Challenge-1 Here's your Devpost submission:
Inspiration
Elephants communicate using low-frequency rumbles between 10-20 Hz — sounds humans can't even hear. ElephantVoices has decades of recordings, but a massive problem makes many of them scientifically useless: airplane engines, car motors, and generators contaminate the audio at the exact same frequencies elephants use. Dr. Mickey Pardo told us that when noise overlaps with a rumble in both time and frequency, the recording is discarded. We wanted to rescue those recordings and give elephants a voice researchers can finally analyze.
What it does
RUMBLR takes a raw elephant recording contaminated with mechanical noise and:
- Denoises it using a 5-stage pipeline that exploits elephant harmonic structure
- Classifies the call type (Rumble, Trumpet, or Roar) using an XGBoost + Random Forest ensemble
- Maps the elephant's emotional state onto a valence-arousal grid — calm/social vs distressed/alarmed
- Translates the call into plain English using Gemini ("Hey family, I'm over by the waterhole!")

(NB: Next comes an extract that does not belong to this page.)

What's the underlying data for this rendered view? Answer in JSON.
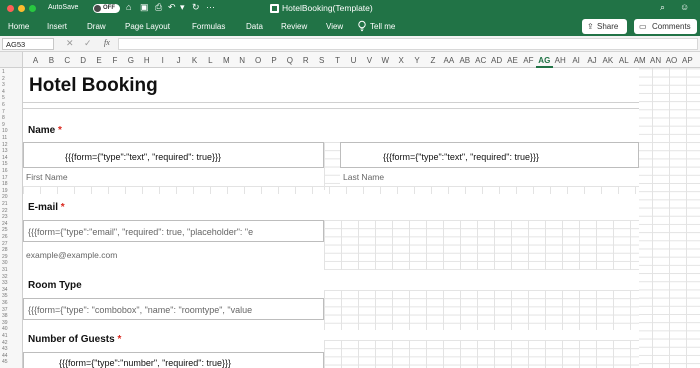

- Speaks the analysis aloud using ElevenLabs text-to-speech
- Triggers conservation alerts when distress calls are detected
How we built it
Denoising — the core innovation:
Elephant rumbles have harmonics at exact integer multiples of the fundamental frequency:
$$f_n = n \cdot f_0 \quad \text{where } f_0 \approx 14\text{Hz}, \; n = 1, 2, 3, \ldots$$
Mechanical noise does not have this structure — it's spread across all frequencies. Our 5-stage pipeline:
- Stage 1: Profile noise from audio before the call starts (STFT with 4096-point FFT)
- Stage 2: Wiener filter — gain $= \frac{\text{SNR}}{\text{SNR} + 1}$ suppresses low-SNR regions
- Stage 3: Spectral subtraction — $\hat{S} = \sqrt{\max(|X|^2 - \alpha|N|^2, \; 0)}$ with $\alpha = 2.5$ oversubtraction
- Stage 4: Harmonic masking — narrow $\pm 3$ Hz Gaussian windows at each $f_n$, zero everything between harmonics
- Stage 5: 6th-order Butterworth bandpass 8–800 Hz
Classification:
- 232 original clips → 1,160 with augmentation (pitch shift ±2 semitones, time stretch, noise injection)
- 147 acoustic features per clip: MFCCs (52), delta/delta-delta MFCCs (39), spectral shape (22), chroma (13), tonnetz (6), pitch (7), energy (5), tempo (1), duration (1), energy ratio (1)
- XGBoost primary (500 trees, 92.2% CV accuracy, 0.41ms inference) + Random Forest safety net (300 trees). When they disagree → "uncertain"
Emotion mapping uses the Russell circumplex model — valence (positive↔negative) × arousal (calm↔excited), with position shifted by acoustic features (energy, pitch, duration, spectral centroid)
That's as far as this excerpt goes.